Troubleshooting HA Failovers

HA Failover-related issues are generally considered to be very serious. There are broadly of four types:

  • HA node state issues
  • Heartbeats not being seen
  • New primary not handling traffic
  • Sync and propagation issues

Let's take a look at these one by one.

HA Node state issues

Sometimes when you do a show node, you might see the status Not UP. This means the node is not ready to process traffic, if it were to become primary. This can be because of the following reasons:

  • Critical interfaces are down
  • The SSL card is down
  • High Availability is disabled (on the remote node)
  • The unit is still booting up or rebooting

There is a very handy list of the various node states and what they mean in article CTX118519. I sourced the following tables from the article as they will greatly help with understanding what the Node state is complaining about.

Node States seen on Primary:

Value

Meaning

INIT

The appliance is initializing.

UP

The appliance is working as expected.

PARTIAL_FAIL

One or more interfaces on which HAMON ON is configured are not working.

COMPLETE_FAIL

All the interfaces of the appliance are not working.

DISABLE

The HASTATUS of the node is disabled.

Node States seen on Secondary:

Value

Meaning

INIT

This is the receipt of the message stating that the peer is initializing.

UP

This is the receipt of the message stating that the peer is working as expected.

PARTIAL_FAIL

This is the receipt of the message stating that one or more interfaces of the peer on which HAMON ON is configured are not working.

UNKNOWN

If the appliance is not working, then the peer stat is unknown.

DOWN

The monitoring failed on all links of the peer node.

Source: Citrix Knowledge Base

Heartbeats not being seen

Heartbeats, which use UDP port 3003, are used by each NetScaler in the pair to let the peer know how they are doing. You can spot them in a Wireshark trace by using the filter udp.port==3003, as shown by the following screenshot:

Heartbeats not being seen

The default rate of heartbeats is 5 per interface per second. This can be changed by adjusting the Hello Interval:

Heartbeats not being seen

The dead interval specifies when a secondary unit should take over. The default is 3 seconds. In other words, missing 15 heartbeats in succession on an interface marked as critical will result in a Failover. In the following screenshot, pay attention to interfaces causing partial failure in the show node output:

Heartbeats not being seen

This will list any interfaces that NetScaler deems as critical, but doesn't see heartbeats on. In the above image, the node is in a secondary state after failing over because it's not seeing heartbeats on 1/1, which has HA monitoring enabled on it.

NetScaler will also complain about missing heartbeats on interfaces that are enabled but not plugged in. A common misconception about heartbeats is that they are only sent on interfaces with HAMON enabled, which isn't true. Heartbeats are sent on all enabled interfaces and are expected on all enabled interfaces. So, the correct way to remedy the heart beats not seen error on an unused interface is to disable the interface.

Note

Disabling unused interfaces is a NetScaler best practice. It helps reduce clutter in node state information during troubleshooting.
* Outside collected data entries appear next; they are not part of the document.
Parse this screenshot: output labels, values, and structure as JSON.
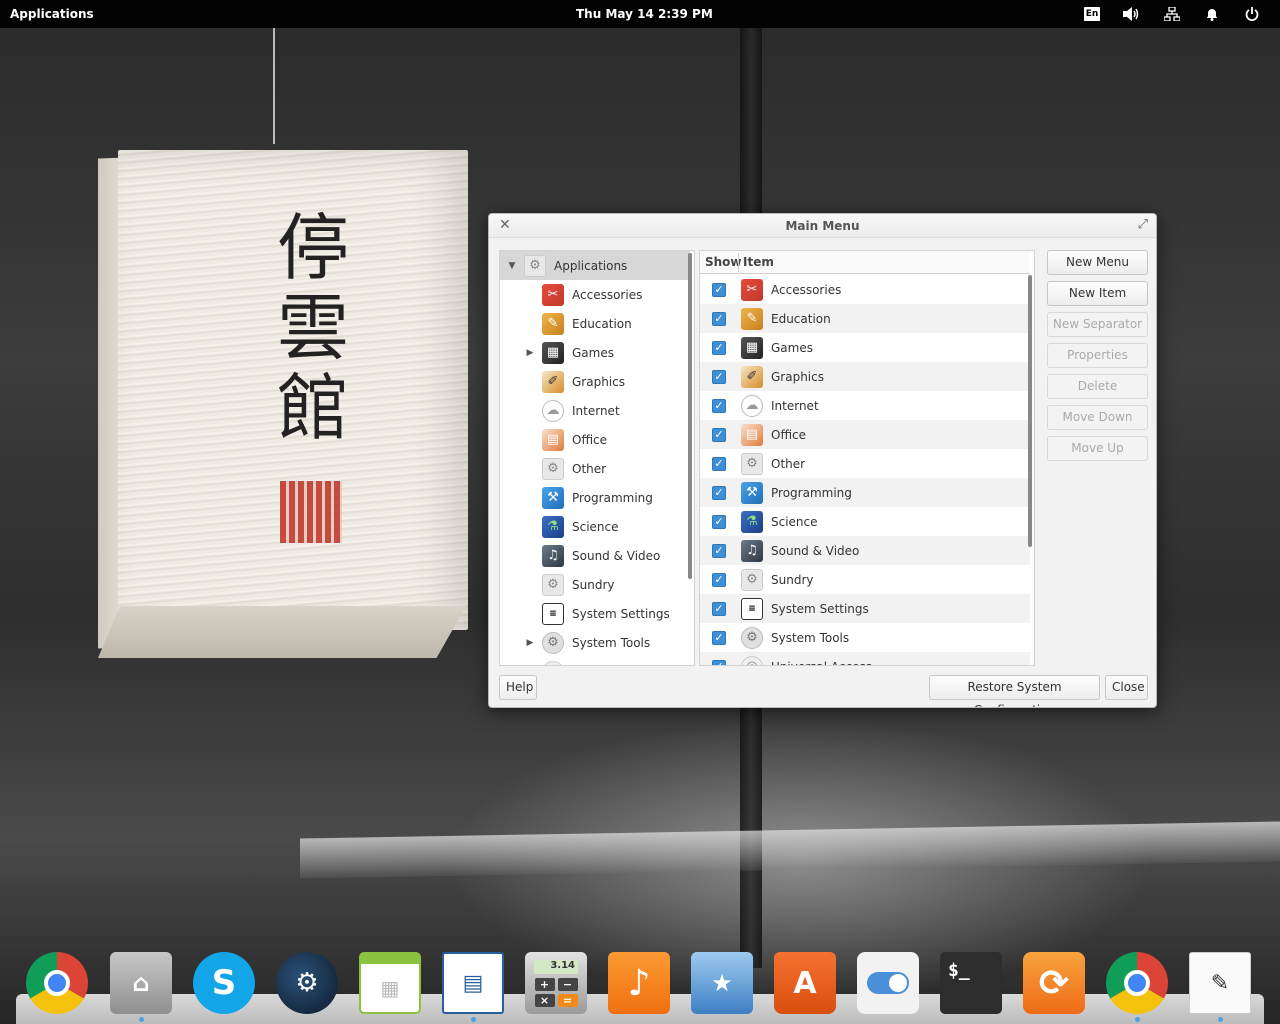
{
  "top_panel": {
    "applications_label": "Applications",
    "date": "Thu May 14",
    "time": "2:39 PM",
    "keyboard_layout": "En",
    "indicators": [
      "volume-icon",
      "network-icon",
      "notification-bell-icon",
      "power-icon"
    ]
  },
  "window": {
    "title": "Main Menu",
    "tree": {
      "items": [
        {
          "label": "Applications",
          "icon": "gear-icon",
          "expander": "▼",
          "selected": true
        },
        {
          "label": "Accessories",
          "icon": "accessories-icon",
          "expander": ""
        },
        {
          "label": "Education",
          "icon": "education-icon",
          "expander": ""
        },
        {
          "label": "Games",
          "icon": "games-icon",
          "expander": "▶"
        },
        {
          "label": "Graphics",
          "icon": "graphics-icon",
          "expander": ""
        },
        {
          "label": "Internet",
          "icon": "cloud-icon",
          "expander": ""
        },
        {
          "label": "Office",
          "icon": "office-icon",
          "expander": ""
        },
        {
          "label": "Other",
          "icon": "gear-icon",
          "expander": ""
        },
        {
          "label": "Programming",
          "icon": "programming-icon",
          "expander": ""
        },
        {
          "label": "Science",
          "icon": "flask-icon",
          "expander": ""
        },
        {
          "label": "Sound & Video",
          "icon": "sound-video-icon",
          "expander": ""
        },
        {
          "label": "Sundry",
          "icon": "gear-icon",
          "expander": ""
        },
        {
          "label": "System Settings",
          "icon": "settings-icon",
          "expander": ""
        },
        {
          "label": "System Tools",
          "icon": "system-tools-icon",
          "expander": "▶"
        },
        {
          "label": "Universal Access",
          "icon": "universal-access-icon",
          "expander": ""
        }
      ]
    },
    "list": {
      "header_show": "Show",
      "header_item": "Item",
      "items": [
        {
          "label": "Accessories",
          "icon": "accessories-icon",
          "checked": true
        },
        {
          "label": "Education",
          "icon": "education-icon",
          "checked": true
        },
        {
          "label": "Games",
          "icon": "games-icon",
          "checked": true
        },
        {
          "label": "Graphics",
          "icon": "graphics-icon",
          "checked": true
        },
        {
          "label": "Internet",
          "icon": "cloud-icon",
          "checked": true
        },
        {
          "label": "Office",
          "icon": "office-icon",
          "checked": true
        },
        {
          "label": "Other",
          "icon": "gear-icon",
          "checked": true
        },
        {
          "label": "Programming",
          "icon": "programming-icon",
          "checked": true
        },
        {
          "label": "Science",
          "icon": "flask-icon",
          "checked": true
        },
        {
          "label": "Sound & Video",
          "icon": "sound-video-icon",
          "checked": true
        },
        {
          "label": "Sundry",
          "icon": "gear-icon",
          "checked": true
        },
        {
          "label": "System Settings",
          "icon": "settings-icon",
          "checked": true
        },
        {
          "label": "System Tools",
          "icon": "system-tools-icon",
          "checked": true
        },
        {
          "label": "Universal Access",
          "icon": "universal-access-icon",
          "checked": true
        }
      ]
    },
    "buttons": {
      "new_menu": "New Menu",
      "new_item": "New Item",
      "new_separator": "New Separator",
      "properties": "Properties",
      "delete": "Delete",
      "move_down": "Move Down",
      "move_up": "Move Up",
      "help": "Help",
      "restore": "Restore System Configuration",
      "close": "Close"
    }
  },
  "dock": {
    "items": [
      "chrome-icon",
      "files-icon",
      "skype-icon",
      "steam-icon",
      "calendar-icon",
      "writer-icon",
      "calculator-icon",
      "music-icon",
      "photos-icon",
      "app-store-icon",
      "switchboard-icon",
      "terminal-icon",
      "sync-icon",
      "chrome-icon",
      "notes-icon"
    ],
    "calculator_display": "3.14",
    "skype_letter": "S",
    "store_letter": "A",
    "terminal_prompt": "$_"
  },
  "colors": {
    "accent": "#3d8fd6",
    "panel": "#000000",
    "window_bg": "#f2f2f2"
  }
}
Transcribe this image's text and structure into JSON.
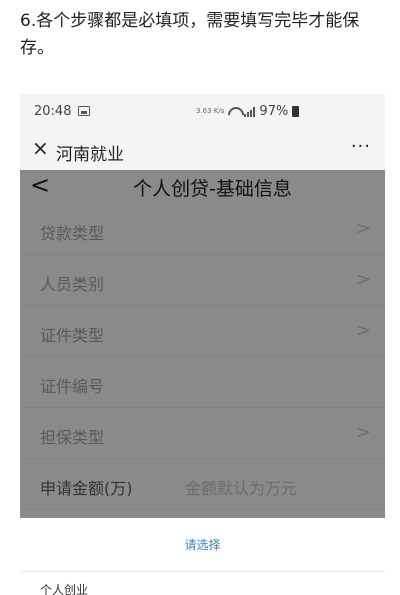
{
  "caption": "6.各个步骤都是必填项，需要填写完毕才能保存。",
  "status_bar": {
    "time": "20:48",
    "network": "3.63 K/s",
    "battery": "97%"
  },
  "app_bar": {
    "title": "河南就业",
    "close_icon": "×",
    "more_icon": "···"
  },
  "page": {
    "back_icon": "<",
    "title": "个人创贷-基础信息",
    "rows": [
      {
        "label": "贷款类型",
        "chevron": ">"
      },
      {
        "label": "人员类别",
        "chevron": ">"
      },
      {
        "label": "证件类型",
        "chevron": ">"
      },
      {
        "label": "证件编号"
      },
      {
        "label": "担保类型",
        "chevron": ">"
      },
      {
        "label": "申请金额(万)",
        "placeholder": "金额默认为万元"
      }
    ]
  },
  "picker": {
    "title": "请选择",
    "options": [
      "个人创业"
    ]
  },
  "colors": {
    "overlay": "#8a8a8a",
    "accent": "#3b82c4"
  }
}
The shell command nsconmsg –g ha_tot_pkt –d current shows you the number of heartbeat packets sent and received, as shown in the following screenshot:

Heartbeats not being seen

Using nsconmsg to verify HA heartbeat exchange

Note

Sometimes the heartbeats are not received because the peer unit has crashed. If this crash happens on the primary, a Failover will result. Crashes are discussed in the Chapter 8, System-Level Issues.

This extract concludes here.